Trentacinque anni fa Shigeru Miyamoto metteva la firma sul primo capitolo di una delle saghe videoludiche più amate di tutti i tempi: The Legend of Zelda. Conta ormai 18 capitoli principali, ognuno in grado di conquistare miriadi di fan — che poi, dopo averli completati, hanno passato anni a chiedersi quale fosse l’ordine cronologico giusto in cui disporli. Una roba che Star Wars scansati proprio. Nel festeggiare questo compleanno, dato che qui a Frequenza Critica ci piace guardare le cose da diversi punti di vista, voglio puntare i riflettori sul personaggio titolare meno protagonista della storia dei videogiochi: la principessa Zelda.

Presente, in un modo o in un altro, in quasi tutti i capitoli principali della serie, la portatrice della triforza della saggezza ha faticato a ritagliarsi un ruolo forte all’interno delle vicende narrate (precisiamo, per poi approfondire dopo: un ruolo forte che non comprendesse il cambio di identità), riuscendoci solo dopo anni e anni di tentativi più o meno goffi. Assieme a Peach, la principessa in semi-perenne rapimento che chiede puntualmente aiuto a un idraulico italiano per poter fuggire dalle grinfie di un mostro gigantesco (ah, se solo i giapponesi sapessero quanto è difficile trovare un idraulico disposto ad aiutarti nel momento del bisogno), Zelda è stato a lungo il prototipo del cliché della damigella in difficoltà nel mondo dei videogiochi.

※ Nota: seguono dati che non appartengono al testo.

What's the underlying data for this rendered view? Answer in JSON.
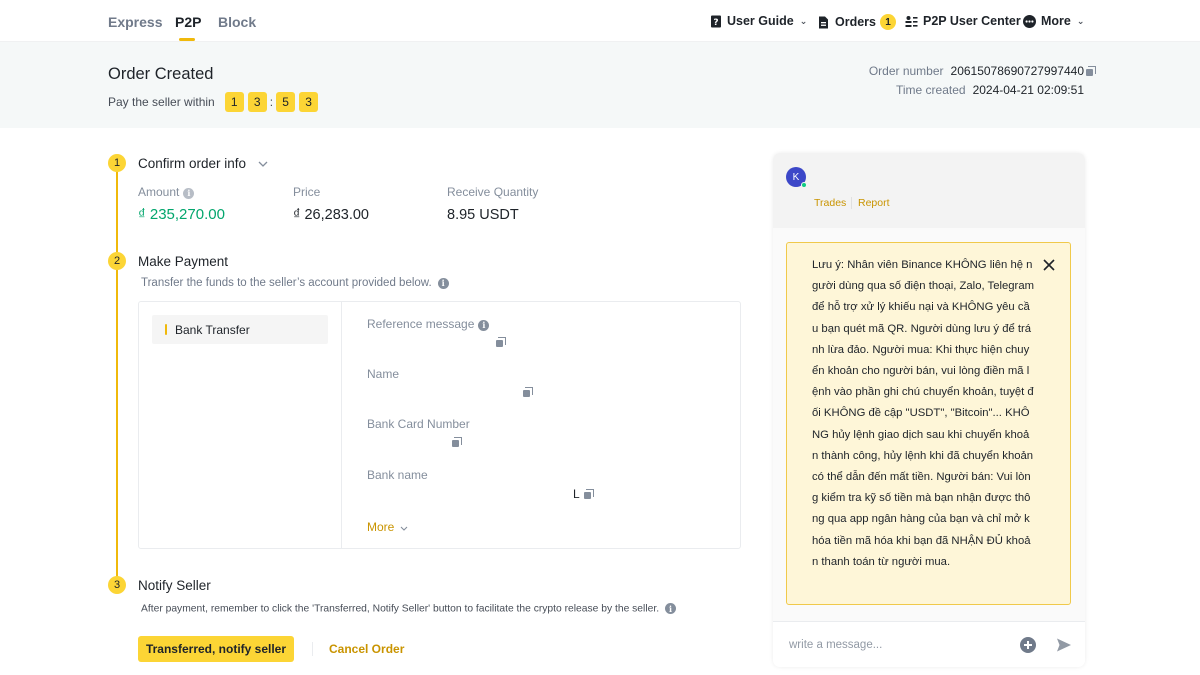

Il perenne bisogno di essere salvate

Quello della damigella in difficoltà è un cliché vecchio come il mondo. Le sue radici (quelle note, quantomeno) affondano fino ai miti classici: ricordate la bella Andromeda, incatenata nuda a uno scoglio, salvata prontamente da Perseo? Si tratta di un espediente narrativo usato e abusato da scrittori e sceneggiatori, perché fornisce una semplice scusa per mettere in moto gli eventi di una storia. La tal donna viene rapita/imprigionata/pietrificata e tocca all’eroe correre a salvarla. Suona familiare?

Una ragazza viene colpita con un pugno da un uomo.
Double Dragon (1987)

Se videogiocate da un po’ di tempo sarete sicuramente incappati in storie del genere più e più volte. Sono due le idee alla base di questo cliché che lo rendono del tutto fuori tempo massimo, per non dire retrogrado, per non dire sbagliato: da una parte si continua a propinare l’idea del sesso debole, dall’altra (e qui sta il vero problema) il personaggio femminile perde, tradizionalmente, ogni possibilità di agire, di modificare attivamente la propria condizione, svilendosi fino a raggiungere lo status di oggetto — qui, oggetto da salvare e spesso, di conseguenza, premio per l’eroe trionfante. Non fatemi entrare nella turbolenta area della raffigurazione delle donne nei videogiochi perché altrimenti non ne usciamo più: ci sarebbe troppo da dire, rispetto a troppe cose a dir poco imbarazzanti.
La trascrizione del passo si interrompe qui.